Posted on: August 26th, 2019

Keys to Deal Timeline Acceleration

Deal timelines for middle market transactions often stretch beyond the original closing timeline. Despite everyone’s interest in a quick close, timelines extend for any number of reasons whether a third party delay, a legal delay or a business diligence delay.

Middle market acquisitions usually have a focused seller on one side, seeking to close as soon as possible. Any unforeseen event that materially pushes your closing date out, decreases your certainty of close and puts your deal at risk. Ultimately, time kills deals as it saps the teamwork efficiency and collaborative enthusiasm needed to advance the deal along in the first place.

Lenders get frustrated and rethink the loan-worthiness of the soon-to-be borrower. Sellers get anxious because they want to move forward onto the next chapter.
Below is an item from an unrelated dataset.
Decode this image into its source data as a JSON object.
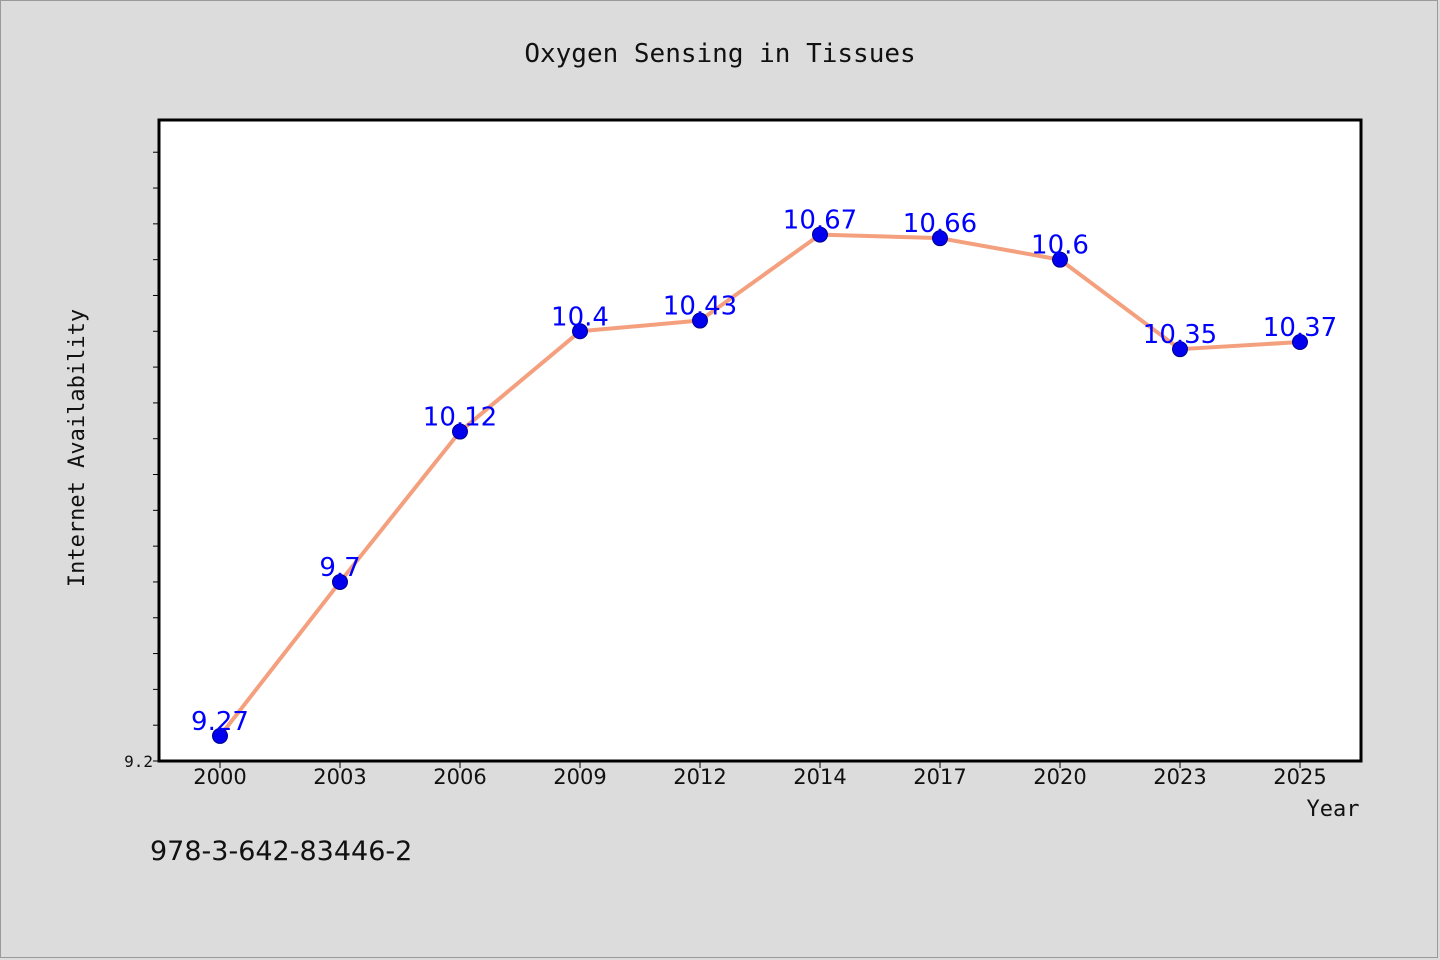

Buyers get frustrated because they don’t always understand the root cause reason for the delay, and have a huge amount of resources invested in the deal going through. They key in avoiding these delays is in understanding the gaps in the deal process where information does not align with expectations, and managing these gaps before the deal even gets underway.
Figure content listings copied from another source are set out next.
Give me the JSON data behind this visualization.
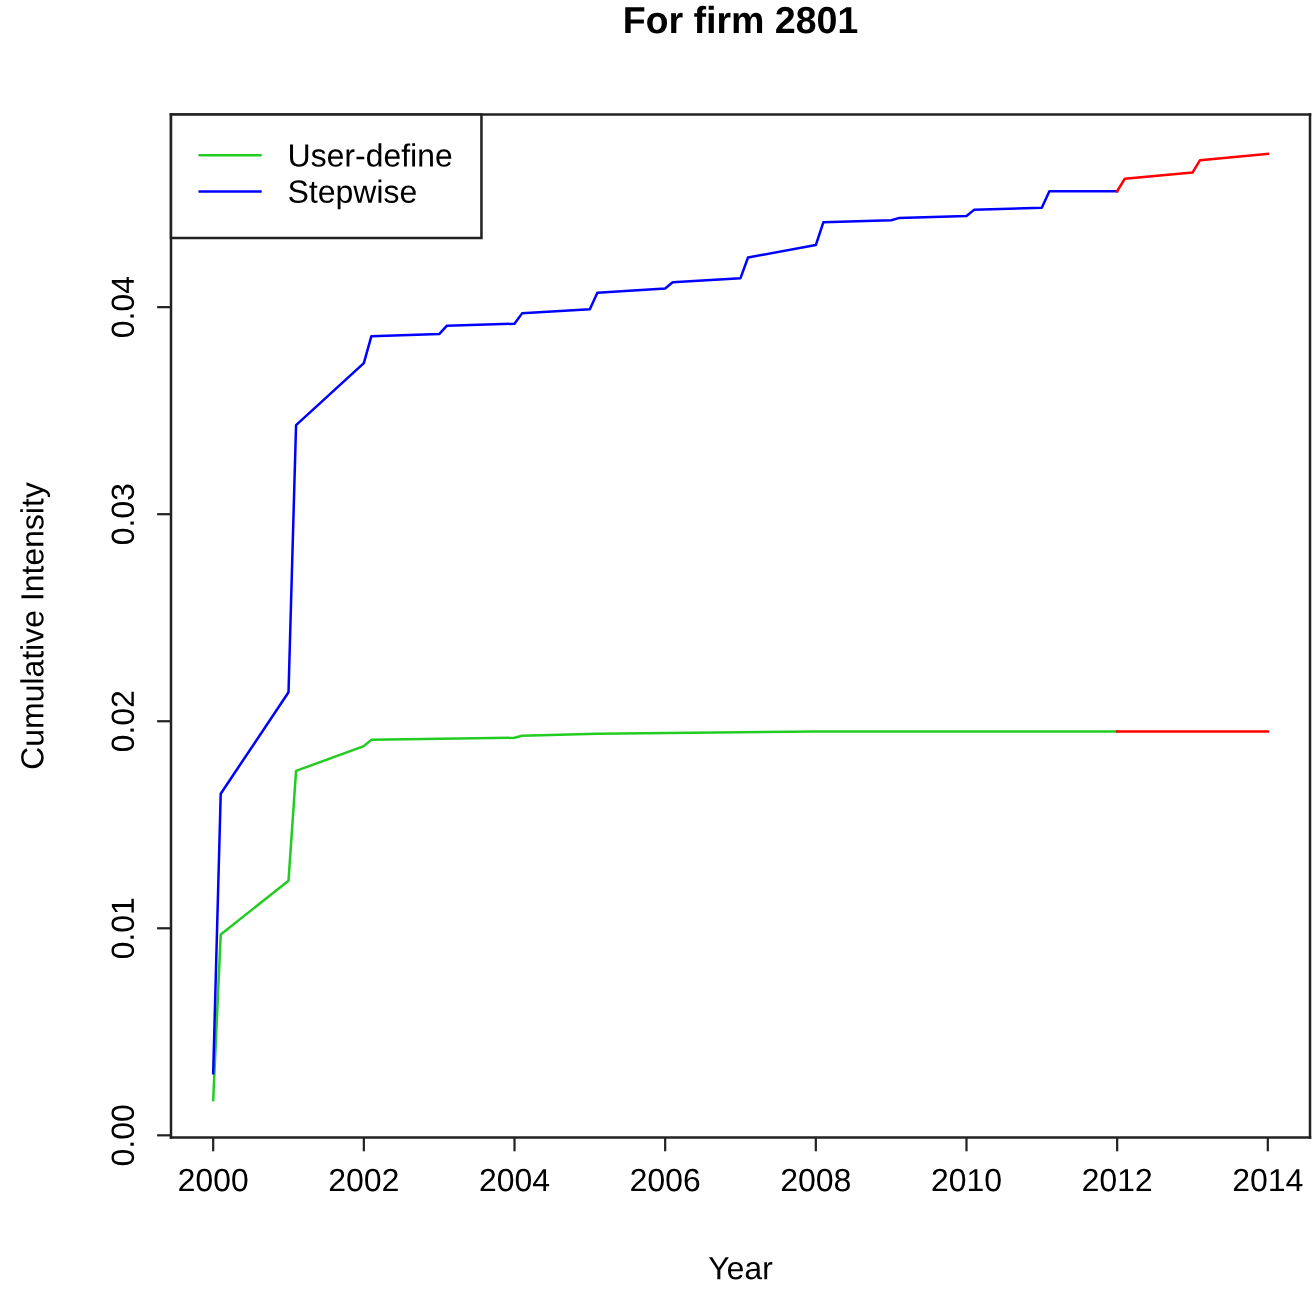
{
  "chart_data": {
    "type": "line",
    "title": "For firm 2801",
    "xlabel": "Year",
    "ylabel": "Cumulative Intensity",
    "series": [
      {
        "name": "User-define",
        "color": "#22cc22",
        "x": [
          2000.0,
          2000.1,
          2001.0,
          2001.1,
          2002.0,
          2002.1,
          2004.0,
          2004.1,
          2005.1,
          2008.0,
          2012.0
        ],
        "values": [
          0.0017,
          0.0097,
          0.0123,
          0.0176,
          0.0188,
          0.0191,
          0.0192,
          0.0193,
          0.0194,
          0.0195,
          0.0195
        ]
      },
      {
        "name": "Stepwise",
        "color": "#0000ff",
        "x": [
          2000.0,
          2000.1,
          2001.0,
          2001.1,
          2002.0,
          2002.1,
          2003.0,
          2003.1,
          2004.0,
          2004.1,
          2005.0,
          2005.1,
          2006.0,
          2006.1,
          2007.0,
          2007.1,
          2008.0,
          2008.1,
          2009.0,
          2009.1,
          2010.0,
          2010.1,
          2011.0,
          2011.1,
          2012.0
        ],
        "values": [
          0.003,
          0.0165,
          0.0214,
          0.0343,
          0.0373,
          0.0386,
          0.0387,
          0.0391,
          0.0392,
          0.0397,
          0.0399,
          0.0407,
          0.0409,
          0.0412,
          0.0414,
          0.0424,
          0.043,
          0.0441,
          0.0442,
          0.0443,
          0.0444,
          0.0447,
          0.0448,
          0.0456,
          0.0456
        ]
      },
      {
        "color": "#ff0000",
        "x": [
          2012.0,
          2014.0
        ],
        "values": [
          0.0195,
          0.0195
        ]
      },
      {
        "color": "#ff0000",
        "x": [
          2012.0,
          2012.1,
          2013.0,
          2013.1,
          2014.0
        ],
        "values": [
          0.0456,
          0.0462,
          0.0465,
          0.0471,
          0.0474
        ]
      }
    ],
    "xlim": [
      1999.44,
      2014.56
    ],
    "ylim": [
      -0.0001,
      0.0493
    ],
    "xticks": [
      2000,
      2002,
      2004,
      2006,
      2008,
      2010,
      2012,
      2014
    ],
    "yticks": [
      {
        "value": 0,
        "label": "0.00"
      },
      0.01,
      0.02,
      0.03,
      0.04
    ],
    "legend": "top left"
  }
}
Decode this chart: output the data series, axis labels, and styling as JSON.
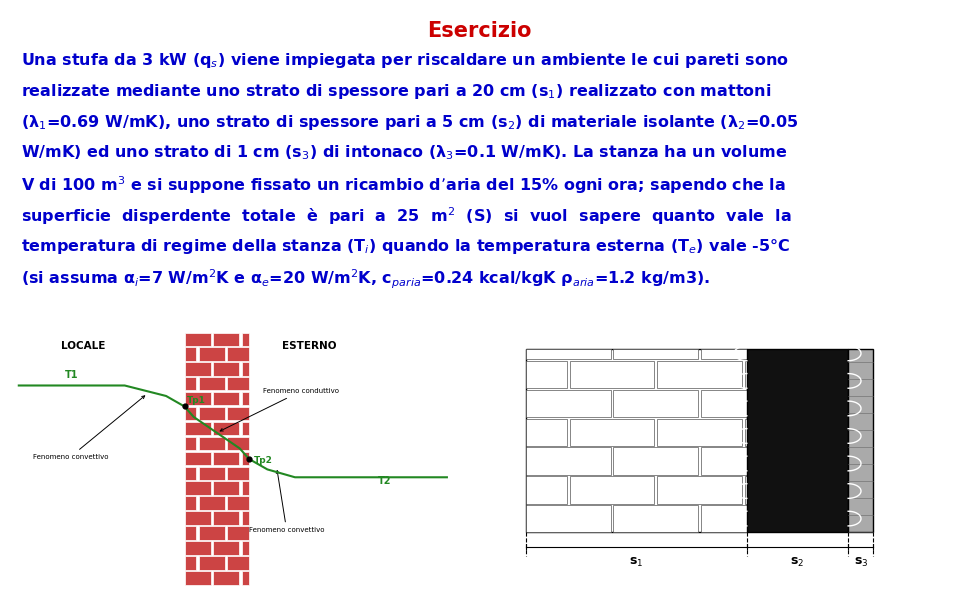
{
  "title": "Esercizio",
  "title_color": "#cc0000",
  "title_fontsize": 15,
  "body_color": "#0000cc",
  "body_fontsize": 11.5,
  "bg_color": "#ffffff",
  "paragraph_lines": [
    "Una stufa da 3 kW (q$_s$) viene impiegata per riscaldare un ambiente le cui pareti sono",
    "realizzate mediante uno strato di spessore pari a 20 cm (s$_1$) realizzato con mattoni",
    "(λ$_1$=0.69 W/mK), uno strato di spessore pari a 5 cm (s$_2$) di materiale isolante (λ$_2$=0.05",
    "W/mK) ed uno strato di 1 cm (s$_3$) di intonaco (λ$_3$=0.1 W/mK). La stanza ha un volume",
    "V di 100 m$^3$ e si suppone fissato un ricambio d’aria del 15% ogni ora; sapendo che la",
    "superficie  disperdente  totale  è  pari  a  25  m$^2$  (S)  si  vuol  sapere  quanto  vale  la",
    "temperatura di regime della stanza (T$_i$) quando la temperatura esterna (T$_e$) vale -5°C",
    "(si assuma α$_i$=7 W/m$^2$K e α$_e$=20 W/m$^2$K, c$_{paria}$=0.24 kcal/kgK ρ$_{aria}$=1.2 kg/m3)."
  ],
  "locale_label": "LOCALE",
  "esterno_label": "ESTERNO",
  "T1_label": "T1",
  "Tp1_label": "Tp1",
  "Tp2_label": "Tp2",
  "T2_label": "T2",
  "fenomeno_conv_sx": "Fenomeno convettivo",
  "fenomeno_cond": "Fenomeno conduttivo",
  "fenomeno_conv_dx": "Fenomeno convettivo",
  "brick_color": "#cc4444",
  "green_color": "#228822",
  "label_s1": "s$_1$",
  "label_s2": "s$_2$",
  "label_s3": "s$_3$"
}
To do this, a company should prioritize organization, preparation and resource bandwidth. When the deal process is designed upon a framework of organization, preparation and bandwidth, timelines can be achieved and quick closings happen. Here the Attract Capital “Three Keys to Deal Timeline Acceleration”:

  1. Organization – Learn the diligence approach of the lender and make sure you have all of the information and materials they will require upfront. Most of the information needed is financial in nature, but you need to have industry, legal and background information as well. Make sure there are no major holes and that the information is fresh and accessible. Assemble a deal team leader to gather and manage the information flow with the lender.
  2. Preparation – dealing with lenders requires learning a new language with respect to content, reporting standards and engagement style. Often CEO’s and business owners are not used to this type of interaction. Bring on an advisor who can help familiarize you with the presentation conventions and content expectations. The more you prepare and understand what the lenders are looking for, the faster your deal will go.
  3. Resource Bandwidth – deals are intense projects that need a coordinated internal team to get through. Design your team with ample resources consisting of project leaders, project supporters and functional specialists. Your team should set the pace and make sure all other deal collaborators are on pace. The larger your resource base, the faster your timeline speed.